Thursday, August 14, 2014

Understanding in the Social Studies Classroom

Over the past few months, for the first time, I read Grant Wiggins' book Understanding by Design.

Reading about understanding, obviously, is quite different than writing about it. What does it mean to teach for understanding in the social studies classroom?

I start with an assumption that social studies and history are two different entities, a point I've blogged about. One of the implications of this difference, I think, is that we must always go out of our way to keep an eye on the present day when teaching.

We are not teaching the past for the sake of teaching the past. In fact, I am not even sure we are teaching the past. What, then, are we doing?

My position is that we are using events from the present and past to help students think more deeply about society and the human condition.

As we pursue this goal, the past will occupy much of our time. After all, what alternative do we have? A course focused solely on the day to day news would quite quickly suffer from a lack of context and depth.

We need to start with some big questions: What does it mean to understand society more deeply? How does history help us do this? What does it mean to understand an event? or a person?

Many of us and the curriculum docs that underpin our courses assert that understanding is a major goal. Are we serious when we say this? If we are, we need to consider carefully what we mean and how we can assess whether we are achieving our stated goal.

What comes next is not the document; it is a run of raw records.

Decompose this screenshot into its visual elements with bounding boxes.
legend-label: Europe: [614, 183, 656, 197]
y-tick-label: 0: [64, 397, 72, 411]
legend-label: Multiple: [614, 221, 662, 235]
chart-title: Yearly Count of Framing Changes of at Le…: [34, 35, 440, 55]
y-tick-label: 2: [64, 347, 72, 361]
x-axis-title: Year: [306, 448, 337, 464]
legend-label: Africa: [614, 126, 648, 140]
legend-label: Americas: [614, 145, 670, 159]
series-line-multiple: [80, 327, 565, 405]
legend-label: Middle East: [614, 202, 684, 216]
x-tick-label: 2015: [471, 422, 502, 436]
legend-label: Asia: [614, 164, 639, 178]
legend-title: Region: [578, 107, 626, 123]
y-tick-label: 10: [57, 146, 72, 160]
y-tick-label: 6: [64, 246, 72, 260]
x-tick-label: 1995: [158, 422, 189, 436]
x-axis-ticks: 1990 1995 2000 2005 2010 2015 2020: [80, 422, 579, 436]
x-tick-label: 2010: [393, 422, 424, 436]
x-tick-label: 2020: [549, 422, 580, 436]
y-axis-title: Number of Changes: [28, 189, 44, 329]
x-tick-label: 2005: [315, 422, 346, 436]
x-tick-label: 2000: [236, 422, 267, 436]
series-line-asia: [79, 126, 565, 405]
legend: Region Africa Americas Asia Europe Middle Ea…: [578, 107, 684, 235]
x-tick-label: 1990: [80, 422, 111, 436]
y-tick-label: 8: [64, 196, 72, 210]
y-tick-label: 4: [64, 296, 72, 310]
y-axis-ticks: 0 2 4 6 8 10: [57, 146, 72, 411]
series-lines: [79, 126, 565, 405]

Social studies teachers will often say they teach topics, such as the French Rev, WWI, or the Cold war. Whether intentional or not, when used in this context, these topics are discussed as if they exist as tangible objects or processes, as if they can be taught the same way you might tell a person about the plot of a tv show or book or how you might show a person how to change a tire or patch drywall.

When a teacher says he teaches World War I, what does that even mean?

We do not teach topics. We teach ideas.

Ok, we teach ideas...

Isn't that just another way of saying we teach facts, true information about past people and events? If that's all we do, can't a book do that much better, or at least similarly well? What do you, the teacher do, that a book cannot?